Promotion
Sassetta AKA Stefano di Giovanni: The Agony in the Garden (1437-1444)
"This Fourth Station ain't worth my tarrying over."
And so we come to the Fourth Station of the Authoring Cross, Promotion. I have nothing authoritative to say about Promotion, for I have never mastered it. The real underlying reason I began this enquiry into Authoring had everything to do with Promotion, and, specifically, SelfPromotion, which I've long recognized as my Achilles Heel, as I explained in my earlier Reconsidering series. For someone with a degree in Marketing, I seem a particularly inept marketer. I shudder whenever I'm called to say a few supportive words about my work and either feel as though I'm bragging or underplaying, often both. I had hoped that a more focused considering of Authoring might enable me to find a more comfortable frame within which to place this Fourth Station and its many expectations, but as I watch the calendar moving toward the expected ending of this endeavor, I realize that I'm no closer to feeling any more comfortable with promoting my work than I ever was. I feel as though I've played this game to stymie again after specifically re-engaging again to learn how to play around or beyond stymie. I feel about ready to accept that I actually am me, and that the earlier instances of myself which I thought were perhaps just underdeveloped manifestations might have been instead finished pieces and I've been in denial for decades. This result does not surprise me. ©2022 by David A. Schmaltz - all rights reserved
I've been shopping the usual marketplaces. I seem to have been through all of them so many times before. The offered workshops familiar, the material, identical. It seems as though there never was anything new under the promotional sun. It seems so moribund, ridden with paradoxical All Ya Gotta Dos. "Just give the customer what he wants," they say, to which I reply, "But I have no customer, not yet." Abstract mention of target customers start then, as if I was supposed to have imagined the sort of person who would be interested in reading what I created. This idea amounts to delusional thinking. Once one starts reading potential customers' minds, there's no end to what one might swallow or how much one might spend to achieve even the most imaginal end. I've left every marketing workshop with a knapsack filled with the same injunctions I know for certain I'll never follow because they seem hollow and utterly impossible to follow. One of my colleagues swears by her strategy of queuing up a week's worth of Tweets every Sunday evening so that a fresh one posts precisely during her followers' most persuadable moment in their schedules. That just seems conniving.

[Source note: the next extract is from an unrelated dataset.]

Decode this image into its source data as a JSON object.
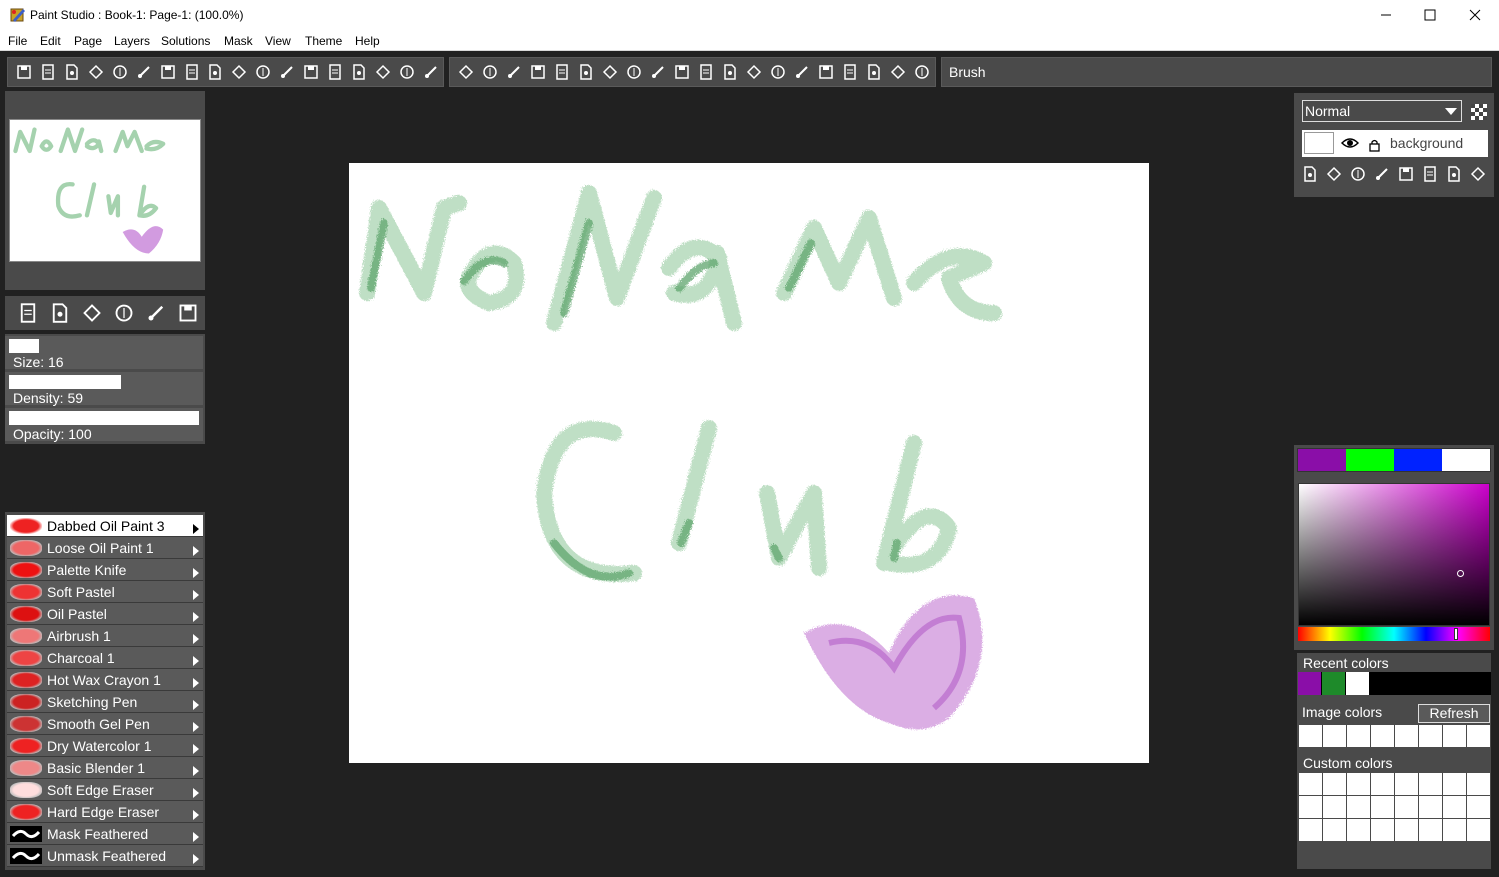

My strategies for promoting my works have almost always not worked. None of The Muse and my clever Guerrilla Marketing tactics ever resulted in attracting a single customer. Word of mouth worked. Nothing else ever did. A publisher worth her salt will expect her authors to have a strategy for promoting their work, and one not based upon the expectation that promotion must be the publisher's sole responsibility. Many Authors give keynote speeches, using their book as a calling card. Some manage to secure bulk sales, the golden calf of book promotion, as a result. Keynote Speaker-Authors make the bulk of their income from speaking, just like workshop purveyor-Authors live off the proceeds of their workshops, and consultant-Authors' consulting clients support their writing habit. None of them are 'just' Authors. Authoring itself works as their Promotion for their real profession. They've got day gigs! What in the Hell am I selling?
Now I feel stripped bare and on display. What am I selling? I ain't selling nuthin'! It's my ethical position that I decline to tell anybody what they should do, and that goes double if I intend to tell them for their own good. I likewise consider charging for my meager services an ethical violation, since I have no way to determine the value of whatever I might impart. Mine's not a .com operation. I hail from the generation that insisted that we are community, that we should be sharing rather than plotting how to charge each other for everything. I write for the joy of writing and sometimes for the self-inflicted agony of it. I am not a psychological experiment. I am not a product. My manuscript was never intended to change anyone's life but mine. I do not possess the secrets to anything. I hold precisely the same mysteries you hold, perhaps a tad bit clumsier than you hold yours. This Fourth Station of the Authoring Cross always reminds me that my work's not a commodity and not a business and not just some product to be promoted. I get stuck at this station because it seems as though it's alien territory. It's just as if I do not belong here.
Will I understand after this time through The Stations? Will I remember why I came here? Will I somehow manage to Author a story that manages to sidestep the stymie that usually confounds me? The Fourth Station of the Authoring Cross reminds me that I need to be Authoring more than my manuscripts, but also and perhaps more prominently, my experience. I might confide to myself that leading a horse to water won't make him drink, that expecting myself to engage in Promotion will not ever produce a damned thing except frustration, embarrassment, and humiliation. I don't play the piccolo, either. I might one day—how about today?—just get over this feature and forever after refuse to consider it a flaw. I have not a damned thing to get over other than my own presumptions. My degree in Marketing notwithstanding, the question for me to answer was never how to engage in Promotion as an Author, but how to Author without Promotion. This Fourth Station ain't worth my tarrying over. I've got real work to finish.